Brasil: o país do futebol.
O país da ginga e das grandes jogadas. Da pinga e da feijoada. Do malandro, que julga todo o resto otário. Dos feriados e dos finais de semana prolongados. De mínimos salários. De mulher avião e menino aviãozinho. De flanelinhas, camelôs e carvoeiros. De poucos artilheiros. Da cervejinha e da caipirinha. Da farofinha e dos farofeiros. Do morro e do asfalto. Dos sugestivos e enganosos noventa e nove centavos. Do trabalho escravo em canavial. Do silicone e do carnaval. Da profissão rainha de bateria. De mulher “banana” e mulher melancia. De escovas progressivas e inteligentes. De adultos ignorantes, omissos e negligentes. De jovens analfabetos e delinquentes. De educação pública falida e polícia vendida. Do mensalão e do mensalinho. Do corpão violão e do corpinho. Do pagodão e do churrasquinho. Da chapinha, da “chopada” e dos cha
pados. Do frangão assado e do sinal de trânsito mal sincronizado. De (L)ula à dorê e de miserê.
É a “joça” de uma mentalidade que abre as cortinas para o espetáculo futebolístico e fecha os olhos para a inquietante realidade que assola boa parte de tupiniquins travestidos de canarinhos falsificados.
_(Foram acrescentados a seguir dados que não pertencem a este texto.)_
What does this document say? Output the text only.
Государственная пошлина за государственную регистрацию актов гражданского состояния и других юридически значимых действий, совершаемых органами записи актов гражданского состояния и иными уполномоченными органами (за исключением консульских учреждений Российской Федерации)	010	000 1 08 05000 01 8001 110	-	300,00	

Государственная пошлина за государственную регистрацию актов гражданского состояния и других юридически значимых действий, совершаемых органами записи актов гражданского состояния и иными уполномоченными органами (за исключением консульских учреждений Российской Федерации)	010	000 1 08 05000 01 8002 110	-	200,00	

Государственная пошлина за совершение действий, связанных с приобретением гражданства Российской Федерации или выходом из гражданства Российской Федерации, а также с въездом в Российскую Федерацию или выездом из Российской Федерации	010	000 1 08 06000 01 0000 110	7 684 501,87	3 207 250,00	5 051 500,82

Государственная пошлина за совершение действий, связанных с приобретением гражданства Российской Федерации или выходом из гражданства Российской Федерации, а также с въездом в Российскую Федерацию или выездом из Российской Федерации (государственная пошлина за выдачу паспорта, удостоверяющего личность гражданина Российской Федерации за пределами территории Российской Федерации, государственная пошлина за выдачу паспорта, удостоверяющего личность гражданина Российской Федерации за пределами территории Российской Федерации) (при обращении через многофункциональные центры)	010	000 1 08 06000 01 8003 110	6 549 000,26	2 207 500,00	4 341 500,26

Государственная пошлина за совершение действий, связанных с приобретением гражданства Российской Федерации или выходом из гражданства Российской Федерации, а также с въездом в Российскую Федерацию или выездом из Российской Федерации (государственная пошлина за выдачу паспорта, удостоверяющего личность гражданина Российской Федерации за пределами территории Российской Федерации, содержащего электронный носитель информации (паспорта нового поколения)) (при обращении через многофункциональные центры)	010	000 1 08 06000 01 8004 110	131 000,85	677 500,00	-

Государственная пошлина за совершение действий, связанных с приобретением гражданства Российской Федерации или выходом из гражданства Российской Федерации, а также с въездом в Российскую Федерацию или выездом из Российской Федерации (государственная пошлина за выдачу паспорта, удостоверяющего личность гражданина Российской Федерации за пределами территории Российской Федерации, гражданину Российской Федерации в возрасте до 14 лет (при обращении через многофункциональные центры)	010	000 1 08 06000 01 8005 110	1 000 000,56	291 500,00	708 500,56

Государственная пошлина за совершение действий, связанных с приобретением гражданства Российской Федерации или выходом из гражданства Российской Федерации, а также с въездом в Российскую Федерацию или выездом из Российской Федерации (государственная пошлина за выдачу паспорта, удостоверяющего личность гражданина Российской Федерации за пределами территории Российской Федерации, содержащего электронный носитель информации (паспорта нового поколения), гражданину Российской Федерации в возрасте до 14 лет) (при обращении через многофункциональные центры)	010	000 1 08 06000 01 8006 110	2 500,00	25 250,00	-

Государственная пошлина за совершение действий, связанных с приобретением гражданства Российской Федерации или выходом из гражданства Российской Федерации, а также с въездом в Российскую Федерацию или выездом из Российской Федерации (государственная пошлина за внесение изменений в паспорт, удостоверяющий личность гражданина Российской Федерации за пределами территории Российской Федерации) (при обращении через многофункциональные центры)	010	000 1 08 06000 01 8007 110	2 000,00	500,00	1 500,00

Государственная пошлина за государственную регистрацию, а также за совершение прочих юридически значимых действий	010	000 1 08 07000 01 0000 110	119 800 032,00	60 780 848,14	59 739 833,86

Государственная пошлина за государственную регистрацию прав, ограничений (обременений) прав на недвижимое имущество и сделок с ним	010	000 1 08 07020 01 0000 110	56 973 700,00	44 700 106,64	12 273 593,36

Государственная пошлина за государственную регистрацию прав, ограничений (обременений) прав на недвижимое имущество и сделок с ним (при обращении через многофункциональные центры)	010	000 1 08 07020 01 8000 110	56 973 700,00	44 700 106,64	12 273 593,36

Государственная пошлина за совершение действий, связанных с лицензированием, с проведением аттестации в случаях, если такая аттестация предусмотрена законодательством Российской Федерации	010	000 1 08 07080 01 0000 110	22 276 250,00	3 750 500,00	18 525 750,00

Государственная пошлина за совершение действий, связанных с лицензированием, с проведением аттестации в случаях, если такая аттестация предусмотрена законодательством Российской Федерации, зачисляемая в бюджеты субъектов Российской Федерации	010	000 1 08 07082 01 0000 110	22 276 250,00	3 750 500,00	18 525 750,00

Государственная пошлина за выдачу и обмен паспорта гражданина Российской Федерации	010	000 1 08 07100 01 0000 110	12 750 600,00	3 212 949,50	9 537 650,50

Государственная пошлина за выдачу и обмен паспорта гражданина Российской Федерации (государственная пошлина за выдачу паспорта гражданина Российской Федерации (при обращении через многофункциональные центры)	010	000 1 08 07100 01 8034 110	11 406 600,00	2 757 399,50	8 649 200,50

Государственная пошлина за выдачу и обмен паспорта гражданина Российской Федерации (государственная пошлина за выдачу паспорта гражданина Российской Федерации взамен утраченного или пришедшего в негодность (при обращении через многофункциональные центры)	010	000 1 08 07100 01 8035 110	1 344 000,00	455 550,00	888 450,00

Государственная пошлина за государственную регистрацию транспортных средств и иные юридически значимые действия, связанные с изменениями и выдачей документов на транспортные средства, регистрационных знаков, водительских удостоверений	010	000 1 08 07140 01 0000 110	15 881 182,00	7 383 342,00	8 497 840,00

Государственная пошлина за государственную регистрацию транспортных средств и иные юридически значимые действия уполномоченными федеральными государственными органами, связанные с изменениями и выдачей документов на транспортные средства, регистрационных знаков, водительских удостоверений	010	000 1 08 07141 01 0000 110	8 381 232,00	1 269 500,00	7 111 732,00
Os miseráveis, que convivem dia após dia com a falta de tudo; os pobres, que abraçam a mediocridade e carregam a bolsa-família à custa de estatísticas manipuladas; a classe média, que trabalha duro para manter seus pequenos luxos, paga o preço com onerosos impostos e sustenta a economia do país. Em posto privilegiado, a elite, que estampa “Caras” e coroas, que não abandona grifes italianas nem em funerais de históricos desastres de avião e não sabe o que é pagar plano de saúde para morrer com dignidade. Por dribles, passes e ataques a peso de ouro, suportamos o peso do status de um país em desenvolvimento, bem visto no cenário internacional.
Pra frente, Brasil. Salve ainda o país de mananciais, chapadas, vales, dunas, serras, cachoeiras e reservas florestais. Do sertão de “Severinos”, Maria Bonita e Lampião. De frevo e baião. De esmeril e acordeom. De chorinho e forrozinho. De Pixinguinha, Gonzaguinha e Gonzagão. De “velhos” baianos. De poetas, cronistas e letristas. De leitores e escritores. De estudiosos e talentosos. De gente valente e decente. De celebração e luta consciente. De pensar reticente. De mente pra frente.